05.05.2005 von Sandra Rossi

F5 Networks Inc. has inked its biggest deal to date with the Australian Taxation Office (ATO) on the back of a security infrastructure replacement program the agency is undertaking which includes standardizing its networking technology.

The ATO is installing 60, F5 Big-IP systems which is one of the largest implementations of traffic management systems in the Asia-Pacific region.

F5 managing director Les Howarth said the systems are being installed at the ATO"s public Internet interfaces, its private interfaces with other agencies and businesses as well as internal data centers.

He said the IP systems are like a personal assistant for the firewall.

"They manage the flow of traffic going to the firewalls so they are not overwhelmed by congestion and can do their job efficiently," Howarth said.

Because the ATO experiences huge peaks in demand at certain times of the year, its telecommunications trunks have not always been able to cope with the influx of traffic.

Howarth said the installation has allowed the agency to double the capacity of the trunk network so the internal systems can process more transactions and meet client demand.

He said the agency has an extremely complex firewall design which needs sophisticated traffic management.

"In the past that meant the ATO had to handcraft firewall rules to meet special security needs.

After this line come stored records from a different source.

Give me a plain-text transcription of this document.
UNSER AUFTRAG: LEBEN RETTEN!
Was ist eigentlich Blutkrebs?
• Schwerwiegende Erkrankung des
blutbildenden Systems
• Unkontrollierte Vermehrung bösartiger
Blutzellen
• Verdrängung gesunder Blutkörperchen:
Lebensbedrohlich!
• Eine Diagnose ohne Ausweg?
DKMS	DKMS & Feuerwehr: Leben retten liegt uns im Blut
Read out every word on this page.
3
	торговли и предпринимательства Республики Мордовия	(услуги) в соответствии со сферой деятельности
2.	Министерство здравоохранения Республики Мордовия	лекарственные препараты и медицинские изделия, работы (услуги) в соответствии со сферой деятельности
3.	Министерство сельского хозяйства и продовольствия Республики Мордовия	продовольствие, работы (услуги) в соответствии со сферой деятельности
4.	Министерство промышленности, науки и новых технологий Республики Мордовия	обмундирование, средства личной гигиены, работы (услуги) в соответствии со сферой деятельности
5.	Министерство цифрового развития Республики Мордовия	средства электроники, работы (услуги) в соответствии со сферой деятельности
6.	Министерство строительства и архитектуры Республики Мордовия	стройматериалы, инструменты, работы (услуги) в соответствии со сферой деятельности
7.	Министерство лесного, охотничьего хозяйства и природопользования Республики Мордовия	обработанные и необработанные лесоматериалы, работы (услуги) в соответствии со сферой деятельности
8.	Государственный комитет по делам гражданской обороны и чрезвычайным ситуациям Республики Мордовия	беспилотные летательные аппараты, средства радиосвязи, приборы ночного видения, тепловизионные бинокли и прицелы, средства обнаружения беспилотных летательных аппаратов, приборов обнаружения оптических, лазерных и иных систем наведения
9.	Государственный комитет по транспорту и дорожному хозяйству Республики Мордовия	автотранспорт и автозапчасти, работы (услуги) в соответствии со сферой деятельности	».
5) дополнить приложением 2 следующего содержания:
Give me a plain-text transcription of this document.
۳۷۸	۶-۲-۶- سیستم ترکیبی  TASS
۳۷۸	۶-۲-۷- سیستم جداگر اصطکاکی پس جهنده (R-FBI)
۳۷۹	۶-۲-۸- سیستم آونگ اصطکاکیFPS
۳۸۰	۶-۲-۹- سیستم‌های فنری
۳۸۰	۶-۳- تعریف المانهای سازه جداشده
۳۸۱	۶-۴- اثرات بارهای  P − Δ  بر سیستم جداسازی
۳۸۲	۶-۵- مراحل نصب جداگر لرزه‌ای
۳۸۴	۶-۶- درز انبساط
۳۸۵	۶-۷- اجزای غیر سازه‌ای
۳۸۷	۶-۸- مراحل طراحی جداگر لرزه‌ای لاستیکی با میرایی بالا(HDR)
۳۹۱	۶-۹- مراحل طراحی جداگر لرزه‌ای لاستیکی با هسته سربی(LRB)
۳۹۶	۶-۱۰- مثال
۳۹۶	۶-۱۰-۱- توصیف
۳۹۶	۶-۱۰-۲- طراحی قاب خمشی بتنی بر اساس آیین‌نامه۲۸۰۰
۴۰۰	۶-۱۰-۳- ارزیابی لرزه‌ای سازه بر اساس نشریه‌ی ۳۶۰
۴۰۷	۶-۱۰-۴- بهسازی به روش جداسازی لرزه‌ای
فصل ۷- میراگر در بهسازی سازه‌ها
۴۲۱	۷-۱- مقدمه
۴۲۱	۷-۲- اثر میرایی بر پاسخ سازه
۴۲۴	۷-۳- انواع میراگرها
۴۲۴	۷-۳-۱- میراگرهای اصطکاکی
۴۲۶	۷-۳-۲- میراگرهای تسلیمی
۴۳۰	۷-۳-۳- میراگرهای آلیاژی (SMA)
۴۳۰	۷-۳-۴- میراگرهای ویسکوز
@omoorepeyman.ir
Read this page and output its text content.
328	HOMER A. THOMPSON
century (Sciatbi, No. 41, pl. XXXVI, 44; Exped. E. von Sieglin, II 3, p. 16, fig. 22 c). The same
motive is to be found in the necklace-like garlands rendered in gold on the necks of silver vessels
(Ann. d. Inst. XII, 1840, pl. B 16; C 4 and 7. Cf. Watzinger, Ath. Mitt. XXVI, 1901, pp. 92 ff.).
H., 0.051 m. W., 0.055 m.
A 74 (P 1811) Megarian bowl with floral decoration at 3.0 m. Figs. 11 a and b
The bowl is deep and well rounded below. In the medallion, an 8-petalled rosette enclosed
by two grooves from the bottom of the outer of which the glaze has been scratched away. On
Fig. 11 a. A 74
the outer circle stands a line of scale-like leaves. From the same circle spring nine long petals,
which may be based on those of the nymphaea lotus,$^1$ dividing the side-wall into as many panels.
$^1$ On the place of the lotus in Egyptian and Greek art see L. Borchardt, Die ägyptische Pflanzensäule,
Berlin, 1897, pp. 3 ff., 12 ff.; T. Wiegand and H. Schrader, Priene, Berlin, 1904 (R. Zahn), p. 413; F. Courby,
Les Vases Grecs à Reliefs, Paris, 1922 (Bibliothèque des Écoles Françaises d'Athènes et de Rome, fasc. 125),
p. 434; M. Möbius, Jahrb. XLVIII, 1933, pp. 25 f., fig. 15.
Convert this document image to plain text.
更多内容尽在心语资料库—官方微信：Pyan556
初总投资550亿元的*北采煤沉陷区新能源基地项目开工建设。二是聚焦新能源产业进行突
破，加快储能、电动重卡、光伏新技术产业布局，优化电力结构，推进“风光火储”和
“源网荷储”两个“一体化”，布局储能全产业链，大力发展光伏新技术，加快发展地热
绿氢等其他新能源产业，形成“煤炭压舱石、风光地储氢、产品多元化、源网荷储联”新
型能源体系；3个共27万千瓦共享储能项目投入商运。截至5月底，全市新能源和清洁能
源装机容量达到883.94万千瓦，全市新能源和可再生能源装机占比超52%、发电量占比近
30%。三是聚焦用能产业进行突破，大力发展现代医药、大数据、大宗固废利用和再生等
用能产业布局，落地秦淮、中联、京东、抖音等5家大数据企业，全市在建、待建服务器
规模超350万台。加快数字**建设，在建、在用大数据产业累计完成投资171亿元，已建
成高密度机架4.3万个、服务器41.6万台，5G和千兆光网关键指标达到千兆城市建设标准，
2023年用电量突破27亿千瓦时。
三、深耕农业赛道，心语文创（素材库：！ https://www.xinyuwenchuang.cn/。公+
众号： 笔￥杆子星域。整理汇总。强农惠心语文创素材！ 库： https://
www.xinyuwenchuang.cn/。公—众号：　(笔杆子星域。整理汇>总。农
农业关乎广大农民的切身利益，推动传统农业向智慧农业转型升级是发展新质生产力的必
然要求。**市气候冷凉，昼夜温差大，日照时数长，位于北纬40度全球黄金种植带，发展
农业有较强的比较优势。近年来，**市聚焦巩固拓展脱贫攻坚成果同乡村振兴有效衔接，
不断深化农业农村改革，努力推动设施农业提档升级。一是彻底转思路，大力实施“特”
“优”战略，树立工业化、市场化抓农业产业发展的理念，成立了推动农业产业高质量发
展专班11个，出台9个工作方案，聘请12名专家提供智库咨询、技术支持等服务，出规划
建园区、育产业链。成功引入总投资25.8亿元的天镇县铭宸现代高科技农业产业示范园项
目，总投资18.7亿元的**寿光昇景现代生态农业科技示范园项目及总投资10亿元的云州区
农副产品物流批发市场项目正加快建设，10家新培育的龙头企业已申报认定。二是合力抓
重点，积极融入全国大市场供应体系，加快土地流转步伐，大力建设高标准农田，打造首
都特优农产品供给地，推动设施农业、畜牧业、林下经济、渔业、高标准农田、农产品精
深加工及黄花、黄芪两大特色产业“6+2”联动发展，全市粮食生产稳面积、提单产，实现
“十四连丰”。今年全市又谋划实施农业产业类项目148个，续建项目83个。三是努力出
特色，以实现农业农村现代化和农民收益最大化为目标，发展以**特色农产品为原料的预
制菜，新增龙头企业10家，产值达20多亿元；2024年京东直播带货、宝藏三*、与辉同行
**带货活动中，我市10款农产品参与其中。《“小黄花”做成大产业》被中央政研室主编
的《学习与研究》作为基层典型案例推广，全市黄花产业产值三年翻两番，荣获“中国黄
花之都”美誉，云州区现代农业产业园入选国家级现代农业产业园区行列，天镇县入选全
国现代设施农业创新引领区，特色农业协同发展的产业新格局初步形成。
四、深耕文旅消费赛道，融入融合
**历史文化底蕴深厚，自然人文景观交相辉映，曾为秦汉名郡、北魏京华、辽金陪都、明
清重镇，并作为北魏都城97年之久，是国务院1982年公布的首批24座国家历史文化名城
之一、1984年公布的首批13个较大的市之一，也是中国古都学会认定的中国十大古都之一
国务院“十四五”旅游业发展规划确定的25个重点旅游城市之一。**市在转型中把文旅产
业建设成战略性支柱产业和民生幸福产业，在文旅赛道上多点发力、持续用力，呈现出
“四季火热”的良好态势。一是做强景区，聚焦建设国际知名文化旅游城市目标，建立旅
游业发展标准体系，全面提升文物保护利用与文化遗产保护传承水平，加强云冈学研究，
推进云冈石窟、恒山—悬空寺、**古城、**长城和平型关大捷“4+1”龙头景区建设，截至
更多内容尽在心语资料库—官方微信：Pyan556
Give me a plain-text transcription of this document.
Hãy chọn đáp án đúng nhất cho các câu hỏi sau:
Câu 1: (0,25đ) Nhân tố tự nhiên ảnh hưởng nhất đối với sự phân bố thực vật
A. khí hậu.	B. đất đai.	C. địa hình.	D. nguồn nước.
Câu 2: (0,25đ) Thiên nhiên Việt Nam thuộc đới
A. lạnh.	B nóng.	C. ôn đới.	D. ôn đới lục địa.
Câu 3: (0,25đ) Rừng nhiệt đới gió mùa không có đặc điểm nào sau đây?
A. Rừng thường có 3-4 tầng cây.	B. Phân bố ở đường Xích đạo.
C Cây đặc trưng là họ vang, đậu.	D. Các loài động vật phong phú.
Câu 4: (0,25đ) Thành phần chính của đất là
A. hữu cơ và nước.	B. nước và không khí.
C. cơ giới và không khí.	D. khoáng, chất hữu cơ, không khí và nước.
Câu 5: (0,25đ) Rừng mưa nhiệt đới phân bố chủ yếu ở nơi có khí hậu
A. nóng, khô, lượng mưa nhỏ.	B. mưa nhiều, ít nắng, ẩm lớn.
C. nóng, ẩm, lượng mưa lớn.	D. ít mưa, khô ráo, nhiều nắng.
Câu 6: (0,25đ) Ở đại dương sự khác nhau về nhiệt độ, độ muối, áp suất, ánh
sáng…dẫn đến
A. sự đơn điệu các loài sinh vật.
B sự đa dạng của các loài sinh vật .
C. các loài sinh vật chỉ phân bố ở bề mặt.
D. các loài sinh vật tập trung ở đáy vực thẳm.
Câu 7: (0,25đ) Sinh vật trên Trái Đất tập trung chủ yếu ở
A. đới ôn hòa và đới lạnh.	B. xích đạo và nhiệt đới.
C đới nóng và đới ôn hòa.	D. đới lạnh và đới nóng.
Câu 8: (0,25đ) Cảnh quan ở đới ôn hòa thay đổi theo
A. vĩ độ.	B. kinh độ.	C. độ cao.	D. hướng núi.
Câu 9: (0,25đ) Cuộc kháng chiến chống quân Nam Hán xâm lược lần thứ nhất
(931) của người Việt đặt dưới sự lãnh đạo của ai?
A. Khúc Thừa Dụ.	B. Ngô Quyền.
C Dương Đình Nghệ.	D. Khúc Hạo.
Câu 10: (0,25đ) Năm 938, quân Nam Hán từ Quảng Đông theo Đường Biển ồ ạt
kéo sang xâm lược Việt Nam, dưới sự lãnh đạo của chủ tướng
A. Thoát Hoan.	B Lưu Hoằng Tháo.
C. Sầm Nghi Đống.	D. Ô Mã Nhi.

However, this implementation has improved functionality to the point where the ATO will be able to de-commission many of the handcrafted configurations and so make better use of the network," he said.

Bill Gibson, CIO at the Tax Office, said the goal was to reduce complexity because there were 1000 rules in each firewall covering every business application. The ATO had introduced firewalls on an incremental basis resulting in different hardware and software versions of myriad products.

"It became a costly maintenance item and a major risk. Any change had to be applied differently. Clearly, the technical and business risks with such complexity needed to be mitigated," Gibson said.

"We have decommissioned a number of load balancers with new generation devices and are also replacing obsolescent Sun hardware and software.

"We haven"t [terminated] any contracts but we have novated contracts as the security industry rationalizes the number of players in operation."

EDS is the ATO"s principal supplier through its outsourcing contract. Vendor products supplied via EDS include F5 load balancers, Sun servers, Check Point firewalls, Secure Computing Sidewinder devices; Cybertrust is the prime supplier of security services.